Sr. Documentation Specialist

Mentor Technical Group (MTG) provides a comprehensive portfolio of technical support and solutions for the FDA-regulated industry. As a world leader in life science engineering and technical solutions, MTG has the knowledge and experience to ensure compliance with pharmaceutical, biotechnology, and medical device safety and efficacy guidelines.

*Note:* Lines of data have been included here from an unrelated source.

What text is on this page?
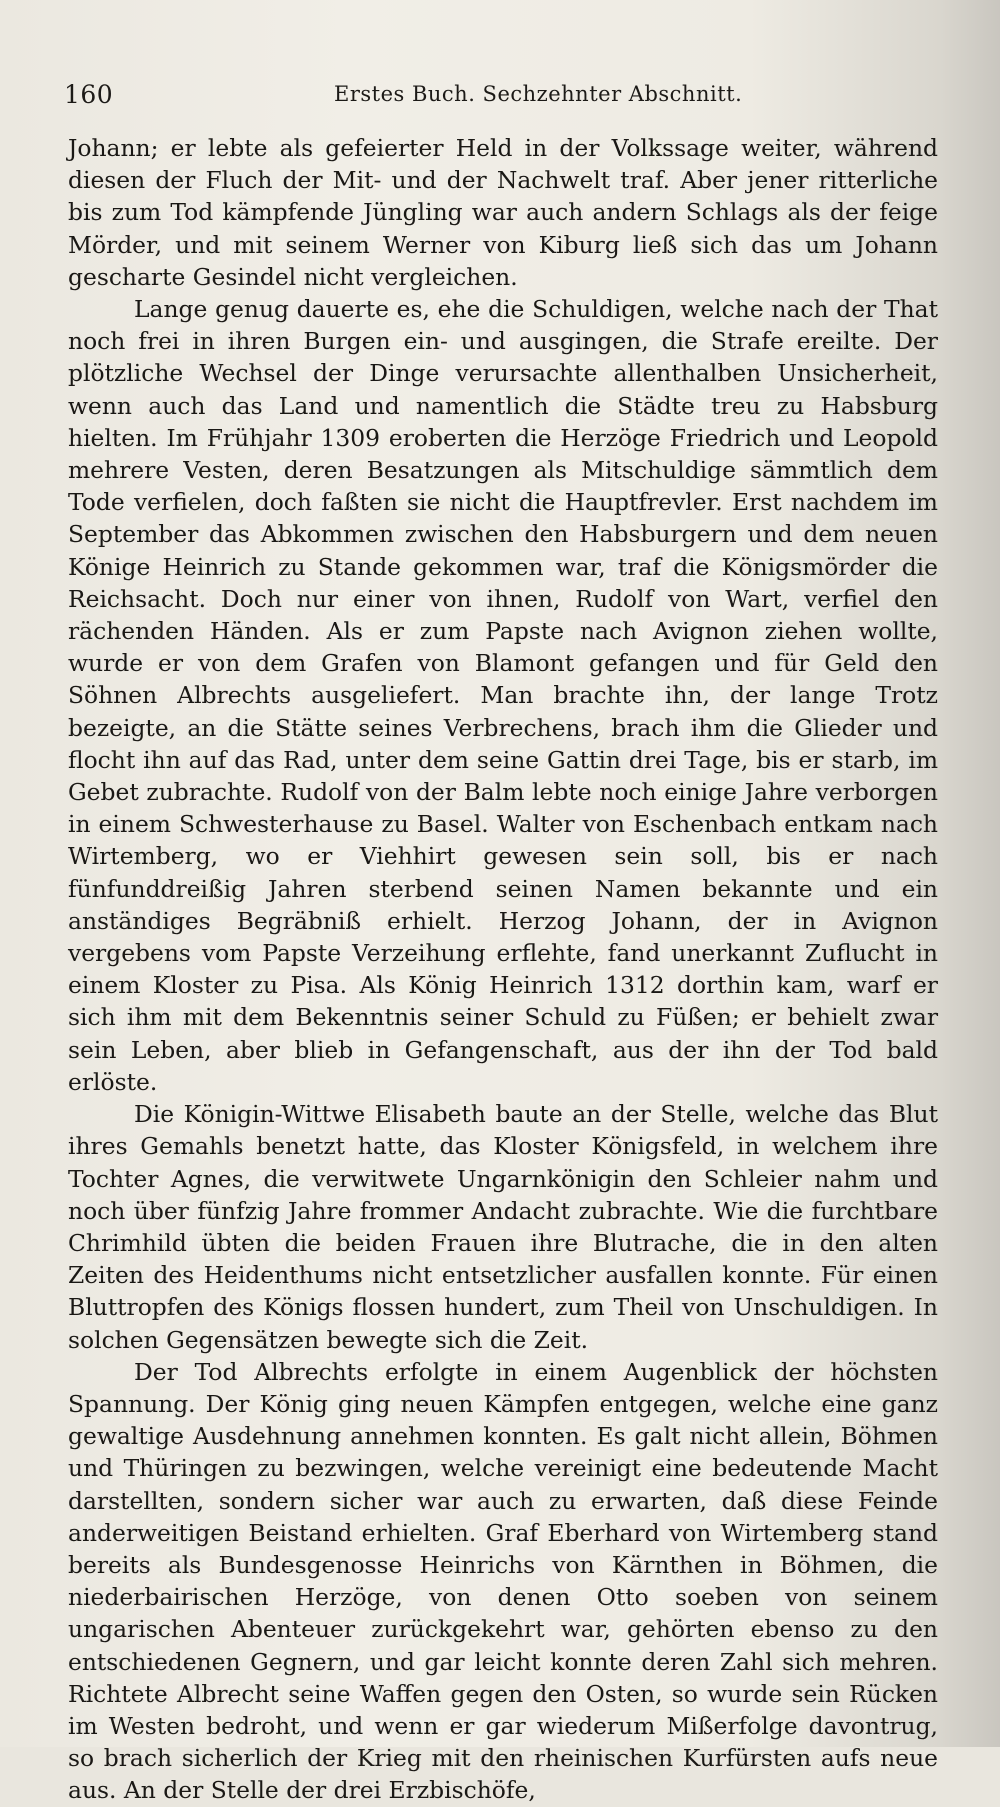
160	Erstes Buch. Sechzehnter Abschnitt.

Johann; er lebte als gefeierter Held in der Volkssage weiter, während diesen der Fluch der Mit- und der Nachwelt traf. Aber jener ritterliche bis zum Tod kämpfende Jüngling war auch andern Schlags als der feige Mörder, und mit seinem Werner von Kiburg ließ sich das um Johann gescharte Gesindel nicht vergleichen.

Lange genug dauerte es, ehe die Schuldigen, welche nach der That noch frei in ihren Burgen ein- und ausgingen, die Strafe ereilte. Der plötzliche Wechsel der Dinge verursachte allenthalben Unsicherheit, wenn auch das Land und namentlich die Städte treu zu Habsburg hielten. Im Frühjahr 1309 eroberten die Herzöge Friedrich und Leopold mehrere Vesten, deren Besatzungen als Mitschuldige sämmtlich dem Tode verfielen, doch faßten sie nicht die Hauptfrevler. Erst nachdem im September das Abkommen zwischen den Habsburgern und dem neuen Könige Heinrich zu Stande gekommen war, traf die Königsmörder die Reichsacht. Doch nur einer von ihnen, Rudolf von Wart, verfiel den rächenden Händen. Als er zum Papste nach Avignon ziehen wollte, wurde er von dem Grafen von Blamont gefangen und für Geld den Söhnen Albrechts ausgeliefert. Man brachte ihn, der lange Trotz bezeigte, an die Stätte seines Verbrechens, brach ihm die Glieder und flocht ihn auf das Rad, unter dem seine Gattin drei Tage, bis er starb, im Gebet zubrachte. Rudolf von der Balm lebte noch einige Jahre verborgen in einem Schwesterhause zu Basel. Walter von Eschenbach entkam nach Wirtemberg, wo er Viehhirt gewesen sein soll, bis er nach fünfunddreißig Jahren sterbend seinen Namen bekannte und ein anständiges Begräbniß erhielt. Herzog Johann, der in Avignon vergebens vom Papste Verzeihung erflehte, fand unerkannt Zuflucht in einem Kloster zu Pisa. Als König Heinrich 1312 dorthin kam, warf er sich ihm mit dem Bekenntnis seiner Schuld zu Füßen; er behielt zwar sein Leben, aber blieb in Gefangenschaft, aus der ihn der Tod bald erlöste.

Die Königin-Wittwe Elisabeth baute an der Stelle, welche das Blut ihres Gemahls benetzt hatte, das Kloster Königsfeld, in welchem ihre Tochter Agnes, die verwitwete Ungarnkönigin den Schleier nahm und noch über fünfzig Jahre frommer Andacht zubrachte. Wie die furchtbare Chrimhild übten die beiden Frauen ihre Blutrache, die in den alten Zeiten des Heidenthums nicht entsetzlicher ausfallen konnte. Für einen Bluttropfen des Königs flossen hundert, zum Theil von Unschuldigen. In solchen Gegensätzen bewegte sich die Zeit.

Der Tod Albrechts erfolgte in einem Augenblick der höchsten Spannung. Der König ging neuen Kämpfen entgegen, welche eine ganz gewaltige Ausdehnung annehmen konnten. Es galt nicht allein, Böhmen und Thüringen zu bezwingen, welche vereinigt eine bedeutende Macht darstellten, sondern sicher war auch zu erwarten, daß diese Feinde anderweitigen Beistand erhielten. Graf Eberhard von Wirtemberg stand bereits als Bundesgenosse Heinrichs von Kärnthen in Böhmen, die niederbairischen Herzöge, von denen Otto soeben von seinem ungarischen Abenteuer zurückgekehrt war, gehörten ebenso zu den entschiedenen Gegnern, und gar leicht konnte deren Zahl sich mehren. Richtete Albrecht seine Waffen gegen den Osten, so wurde sein Rücken im Westen bedroht, und wenn er gar wiederum Mißerfolge davontrug, so brach sicherlich der Krieg mit den rheinischen Kurfürsten aufs neue aus. An der Stelle der drei Erzbischöfe,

With offices in Caguas, Puerto Rico, and Boston, United States, we serve life sciences clients in six global markets: United States, Puerto Rico, Dominican Republic, Mexico, Germany, Canada, and South America.

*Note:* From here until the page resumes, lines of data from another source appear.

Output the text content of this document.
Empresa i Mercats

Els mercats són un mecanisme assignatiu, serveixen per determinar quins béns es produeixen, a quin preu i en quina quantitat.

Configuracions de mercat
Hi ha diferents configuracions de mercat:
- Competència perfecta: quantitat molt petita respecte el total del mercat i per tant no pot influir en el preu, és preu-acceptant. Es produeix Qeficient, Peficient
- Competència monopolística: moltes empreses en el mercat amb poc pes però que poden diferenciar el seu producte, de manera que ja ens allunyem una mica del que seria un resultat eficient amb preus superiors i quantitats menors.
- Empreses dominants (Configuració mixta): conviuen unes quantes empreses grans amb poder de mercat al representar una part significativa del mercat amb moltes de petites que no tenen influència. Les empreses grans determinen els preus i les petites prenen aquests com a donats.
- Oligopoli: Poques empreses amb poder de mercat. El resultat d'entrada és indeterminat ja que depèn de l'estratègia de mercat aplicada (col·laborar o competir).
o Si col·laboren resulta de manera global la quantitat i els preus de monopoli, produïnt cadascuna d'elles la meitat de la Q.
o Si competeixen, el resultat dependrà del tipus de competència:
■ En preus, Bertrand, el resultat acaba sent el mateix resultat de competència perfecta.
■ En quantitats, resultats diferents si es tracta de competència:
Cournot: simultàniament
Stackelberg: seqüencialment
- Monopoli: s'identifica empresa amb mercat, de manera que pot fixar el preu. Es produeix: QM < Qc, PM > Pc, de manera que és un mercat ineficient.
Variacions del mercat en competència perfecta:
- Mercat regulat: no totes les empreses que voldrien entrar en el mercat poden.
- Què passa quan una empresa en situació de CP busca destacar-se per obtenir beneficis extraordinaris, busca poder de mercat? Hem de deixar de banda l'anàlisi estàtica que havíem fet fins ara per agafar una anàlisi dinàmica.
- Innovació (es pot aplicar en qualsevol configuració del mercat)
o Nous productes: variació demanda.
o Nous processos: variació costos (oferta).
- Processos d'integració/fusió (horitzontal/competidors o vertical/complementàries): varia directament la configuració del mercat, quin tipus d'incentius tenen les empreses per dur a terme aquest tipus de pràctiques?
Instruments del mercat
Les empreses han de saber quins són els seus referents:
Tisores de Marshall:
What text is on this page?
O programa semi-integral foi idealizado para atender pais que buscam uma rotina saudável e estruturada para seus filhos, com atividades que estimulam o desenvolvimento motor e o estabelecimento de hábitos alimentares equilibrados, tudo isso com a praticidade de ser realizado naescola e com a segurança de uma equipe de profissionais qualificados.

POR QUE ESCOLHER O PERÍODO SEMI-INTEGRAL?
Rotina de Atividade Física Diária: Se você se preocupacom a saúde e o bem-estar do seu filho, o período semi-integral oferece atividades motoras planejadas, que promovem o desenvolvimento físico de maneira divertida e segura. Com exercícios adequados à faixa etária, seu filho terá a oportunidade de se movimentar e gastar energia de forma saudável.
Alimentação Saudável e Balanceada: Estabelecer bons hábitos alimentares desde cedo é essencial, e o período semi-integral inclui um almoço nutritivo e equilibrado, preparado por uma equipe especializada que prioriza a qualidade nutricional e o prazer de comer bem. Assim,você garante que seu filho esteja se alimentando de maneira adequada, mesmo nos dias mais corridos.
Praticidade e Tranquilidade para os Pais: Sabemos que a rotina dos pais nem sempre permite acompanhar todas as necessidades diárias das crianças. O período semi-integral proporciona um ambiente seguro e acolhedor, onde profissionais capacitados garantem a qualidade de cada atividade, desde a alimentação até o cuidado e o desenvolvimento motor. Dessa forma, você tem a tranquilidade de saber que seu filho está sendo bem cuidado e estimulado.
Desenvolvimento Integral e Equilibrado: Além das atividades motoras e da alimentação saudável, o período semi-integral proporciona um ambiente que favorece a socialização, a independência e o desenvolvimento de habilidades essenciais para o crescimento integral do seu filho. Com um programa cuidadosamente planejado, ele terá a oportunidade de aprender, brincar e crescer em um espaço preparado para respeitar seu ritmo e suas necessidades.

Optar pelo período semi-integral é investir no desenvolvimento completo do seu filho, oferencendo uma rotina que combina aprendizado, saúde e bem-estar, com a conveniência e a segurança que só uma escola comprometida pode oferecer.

• Perform assigned functions under direct supervision, ensuring accuracy and compliance with established procedures.
• Execute documentation-related activities according to project assignments, client requirements, and in compliance with cGMP and safety procedures.
• Provide technical support and guidance to ensure operational activities comply with corporate and regulatory policies in a cost-effective and timely manner.
• Prepare, review, and maintain all documentation required by the direct supervisor.
• Review and update Standard Operating Procedures (SOPs), Work Instructions (WIs), and forms to ensure compliance with regulatory standards.
• Ensure all work performed aligns with site objectives and meets client expectations and satisfaction.
• Support training and coaching of Mentor Technical Group personnel, when required, to ensure proper knowledge and effective performance of duties.
• Demonstrate strong customer-oriented behavior by understanding client needs, anticipating potential challenges, and communicating risks proactively.
• Ensure the quality of deliverables provided to clients by maintaining accuracy and compliance in all work products.
• Maintain professional relationships with MTG clients, fostering open communication, trust, and a high level of professionalism.
• Ensure high-quality service delivery by reviewing completed work, monitoring project status, incorporating client feedback, and verifying alignment with requirements.
• Maintain a proactive approach to identifying and supporting new business opportunities.
• Communicate issues to management promptly and provide recommendations for continuous improvement.
• Participate in identifying project opportunities by contributing technical expertise for both client and MTG benefit.
• Comply with MTG administrative requirements, including timesheets, CV updates, certifications, and attendance policies.
• Stay updated with current industry trends and regulatory changes applicable to validation and compliance within the pharmaceutical, biotechnology, food & beverage, cosmetics, and healthcare industries.
• Perform other duties as assigned by supervisor, management, or client.

• Bachelor’s degree in Engineering, Science, or a related technical field.
• Experience in regulated industries such as pharmaceutical, biotechnology, medical devices, or similar environments is preferred.
• Knowledge of cGMP, FDA regulations, and quality systems.
• Strong understanding of documentation practices including SOP revisions, work instructions, and technical reports.
• Ability to provide technical support and ensure compliance with corporate and regulatory requirements.
• Strong analytical, problem-solving, and organizational skills.
• Excellent written and verbal communication skills.
• Customer-focused mindset with the ability to build and maintain professional relationships.
• Ability to work effectively under supervision and within multidisciplinary teams.
• Proficiency in Microsoft Office and documentation management systems is a plus.
• Bilingual (English/Spanish) is preferred.